This is a simple PoC for integrating Apache Kudu and Apache Flink. Main goal is to be able to read/write data from/to Kudu using the DataSet and DataStream APIs. Data flows patterns:
- Batch
- Kudu -> DataSet<RowSerializable> -> Kudu
- Kudu -> DataSet<RowSerializable> -> other source
- Other source -> DataSet<RowSerializable> -> other source
- Stream
- Other source -> DataStream <RowSerializable> -> Kudu
/* Batch mode */
ExecutionEnvironment env = ExecutionEnvironment.getExecutionEnvironment();
KuduInputFormat ksource = new KuduInputFormat(SOURCE_TABLE, KUDU_MASTER);
TypeInformation<RowSerializable> typeInformation = TypeInformation.of(RowSerializable.class);
DataSet<RowSerializable> input = env.createInput(ksource, typeInformation);
input.output(new KuduOutputFormat(KUDU_MASTER, DEST_TABLE, columnNames, KuduOutputFormat.CREATE));
/* Streaming mode */
StreamExecutionEnvironment env = StreamExecutionEnvironment.getExecutionEnvironment();
DataStream<String> stream = env.fromElements("data1 data2 data3");
DataStream<RowSerializable> stream2 = stream.map(new MapToRowSerializable());
stream2.addSink(new KuduSink(KUDU_MASTER, DEST_TABLE, columnNames));
- Sink implementation for Batch Processing and example job.

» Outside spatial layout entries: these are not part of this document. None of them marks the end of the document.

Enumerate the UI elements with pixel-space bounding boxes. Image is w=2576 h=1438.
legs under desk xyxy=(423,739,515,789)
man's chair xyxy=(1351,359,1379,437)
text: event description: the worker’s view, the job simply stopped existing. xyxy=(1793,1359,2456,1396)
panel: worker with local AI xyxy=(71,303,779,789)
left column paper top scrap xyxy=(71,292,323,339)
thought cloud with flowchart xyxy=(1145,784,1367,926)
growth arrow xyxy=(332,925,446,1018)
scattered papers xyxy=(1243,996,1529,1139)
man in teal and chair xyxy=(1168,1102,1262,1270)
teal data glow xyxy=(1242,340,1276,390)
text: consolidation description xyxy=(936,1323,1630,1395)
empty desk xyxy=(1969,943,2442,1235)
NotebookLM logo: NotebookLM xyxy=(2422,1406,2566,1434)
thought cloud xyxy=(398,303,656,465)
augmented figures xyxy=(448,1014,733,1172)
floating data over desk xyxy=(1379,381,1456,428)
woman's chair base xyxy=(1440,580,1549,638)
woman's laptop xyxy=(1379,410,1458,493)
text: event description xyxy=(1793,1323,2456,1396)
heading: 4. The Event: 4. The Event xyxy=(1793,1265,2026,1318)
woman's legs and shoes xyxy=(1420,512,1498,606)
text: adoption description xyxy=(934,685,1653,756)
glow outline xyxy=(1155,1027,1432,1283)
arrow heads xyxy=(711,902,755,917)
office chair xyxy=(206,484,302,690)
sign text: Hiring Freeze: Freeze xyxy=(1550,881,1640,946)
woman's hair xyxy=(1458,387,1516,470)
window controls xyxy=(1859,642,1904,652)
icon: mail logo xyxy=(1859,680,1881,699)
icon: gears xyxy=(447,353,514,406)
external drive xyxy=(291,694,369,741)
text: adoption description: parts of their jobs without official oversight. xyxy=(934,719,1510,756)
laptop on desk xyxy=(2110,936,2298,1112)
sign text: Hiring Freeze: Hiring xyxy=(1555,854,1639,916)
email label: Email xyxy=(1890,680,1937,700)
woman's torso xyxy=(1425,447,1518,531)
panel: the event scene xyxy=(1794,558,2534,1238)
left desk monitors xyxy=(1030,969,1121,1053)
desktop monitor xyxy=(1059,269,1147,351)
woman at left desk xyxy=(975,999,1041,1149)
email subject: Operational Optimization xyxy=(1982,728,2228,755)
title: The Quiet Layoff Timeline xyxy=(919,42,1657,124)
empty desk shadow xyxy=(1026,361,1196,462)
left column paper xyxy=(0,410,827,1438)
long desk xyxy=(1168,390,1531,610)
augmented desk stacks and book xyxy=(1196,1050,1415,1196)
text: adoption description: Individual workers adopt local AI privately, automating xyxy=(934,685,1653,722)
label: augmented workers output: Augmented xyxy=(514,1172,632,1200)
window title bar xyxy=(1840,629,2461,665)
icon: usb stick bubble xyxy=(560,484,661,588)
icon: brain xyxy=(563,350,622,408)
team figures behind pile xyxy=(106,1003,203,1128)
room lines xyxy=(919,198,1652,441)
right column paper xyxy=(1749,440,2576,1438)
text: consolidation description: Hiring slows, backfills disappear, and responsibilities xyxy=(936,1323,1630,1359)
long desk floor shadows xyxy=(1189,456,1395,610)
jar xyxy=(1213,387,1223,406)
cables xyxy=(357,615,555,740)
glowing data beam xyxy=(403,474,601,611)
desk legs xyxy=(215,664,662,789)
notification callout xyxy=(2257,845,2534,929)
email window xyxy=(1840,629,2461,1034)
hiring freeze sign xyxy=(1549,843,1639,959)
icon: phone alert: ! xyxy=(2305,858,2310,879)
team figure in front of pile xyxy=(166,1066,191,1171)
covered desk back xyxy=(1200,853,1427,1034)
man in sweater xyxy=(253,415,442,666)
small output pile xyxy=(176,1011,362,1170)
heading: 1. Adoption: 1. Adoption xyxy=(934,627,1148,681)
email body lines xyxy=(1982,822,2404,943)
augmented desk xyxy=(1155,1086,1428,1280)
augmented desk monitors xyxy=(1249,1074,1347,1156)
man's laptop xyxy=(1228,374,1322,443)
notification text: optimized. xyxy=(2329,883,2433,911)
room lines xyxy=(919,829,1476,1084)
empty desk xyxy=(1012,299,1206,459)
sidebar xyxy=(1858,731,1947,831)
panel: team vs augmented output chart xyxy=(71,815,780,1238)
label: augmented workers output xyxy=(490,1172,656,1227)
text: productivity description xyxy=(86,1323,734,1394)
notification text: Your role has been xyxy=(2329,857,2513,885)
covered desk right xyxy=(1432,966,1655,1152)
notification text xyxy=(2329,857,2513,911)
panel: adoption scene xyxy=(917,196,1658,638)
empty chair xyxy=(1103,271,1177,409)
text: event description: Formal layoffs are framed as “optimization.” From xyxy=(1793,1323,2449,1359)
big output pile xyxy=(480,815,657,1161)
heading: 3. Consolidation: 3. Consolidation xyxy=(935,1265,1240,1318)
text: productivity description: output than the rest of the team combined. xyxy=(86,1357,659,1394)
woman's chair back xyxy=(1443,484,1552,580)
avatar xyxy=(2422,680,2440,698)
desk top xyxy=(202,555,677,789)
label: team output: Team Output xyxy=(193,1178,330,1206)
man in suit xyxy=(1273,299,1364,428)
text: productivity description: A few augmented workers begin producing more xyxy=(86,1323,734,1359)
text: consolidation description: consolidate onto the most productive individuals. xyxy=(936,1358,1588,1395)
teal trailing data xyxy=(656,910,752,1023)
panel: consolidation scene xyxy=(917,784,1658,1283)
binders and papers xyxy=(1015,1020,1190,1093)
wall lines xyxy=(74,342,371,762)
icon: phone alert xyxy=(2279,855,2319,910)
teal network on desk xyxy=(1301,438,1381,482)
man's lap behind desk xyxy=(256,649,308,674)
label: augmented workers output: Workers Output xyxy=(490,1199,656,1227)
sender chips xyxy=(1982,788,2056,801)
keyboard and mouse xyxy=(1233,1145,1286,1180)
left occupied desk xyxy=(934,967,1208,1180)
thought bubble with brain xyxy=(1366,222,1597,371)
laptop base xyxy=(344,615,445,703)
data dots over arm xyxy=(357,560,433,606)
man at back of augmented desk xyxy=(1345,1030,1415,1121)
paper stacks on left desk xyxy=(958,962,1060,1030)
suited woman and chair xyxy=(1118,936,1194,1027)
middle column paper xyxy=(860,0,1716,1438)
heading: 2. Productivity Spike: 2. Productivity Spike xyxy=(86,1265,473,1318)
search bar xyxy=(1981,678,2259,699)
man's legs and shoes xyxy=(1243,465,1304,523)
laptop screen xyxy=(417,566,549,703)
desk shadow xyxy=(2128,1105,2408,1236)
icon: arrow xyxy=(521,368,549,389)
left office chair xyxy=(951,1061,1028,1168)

- Sink implementation for Streaming Processing and example job.
- Source implementation for Batch Processing and example job.
- Kafka integration in example job
- Unit Tests for Batch Processing.
- Unit Tests for Streaming Processing.
- Flink and Kudu compatible OS
- Scala (version 2.12.1)
- Apache Flink (version 1.1.3)
- Apache Kudu (version 1.2.0)
- Apache Kafka (version 0.10.1.1)
- Maven (version 3.3.9)
- Java (version 8)
git clone https://github.com/rubencasado/Flink-Kudu.git
cd Flink-Kudu
mvn clean install -DskipTests
mvn package -DskipTests
Generated JAR will be located at "Flink-Kudu / target / flink-kudu-1.0-SNAPSHOT.jar"
First of all, must start Flink Job Manager
<Flink-installation-folder>/bin/start-local.sh
Now we are able to submit the jobs.
<Flink-instalation-folder>/bin/flink run -c <Job-package-path> target/flink-kudu-1.0-SNAPSHOT.jar param1 param2 ...
For example:
/opt/flink-1.1.3/bin/flink run -c es.accenture.flink.Job.JobBatchSink target/flink-kudu-1.0-SNAPSHOT.jar mytable CREATE localhost
Included examples
-
JobBatchSink (es.accenture.flink.Job.JobBatchSink): Saves data from a DataSet into a Kudu table(DataSet API, Batch Mode). Input parameters: table_name, table_mode (CREATE, APPEND or OVERRIDE) and host.
-
JobSource (es.accenture.flink.Job.JobSource): Reads data from a Kudu table and prints the information (DataSet API, Batch Mode).
-
JobBatchInputOutput (es.accenture.flink.Job.JobBatchInputOutput): Reads data from a Kudu table, executes some basic operations using DataSet API and save the result into a Kudu table(DataSet API, Batch Mode).
-
JobStreamingInputOutput (es.accenture.flink.Job.JobStreamingInputOutput): Reads data from Kafka, executes some basic operations using DataStream API and saves results into a Kudu table (DataStream API, Streaming Mode).
-
JobStreamingSink (es.accenture.flink.Job.JobStreamingSink): Saves data from a DataStream into a Kudu table (DataStream API, Streaming Mode). Input parameters: table_name and host.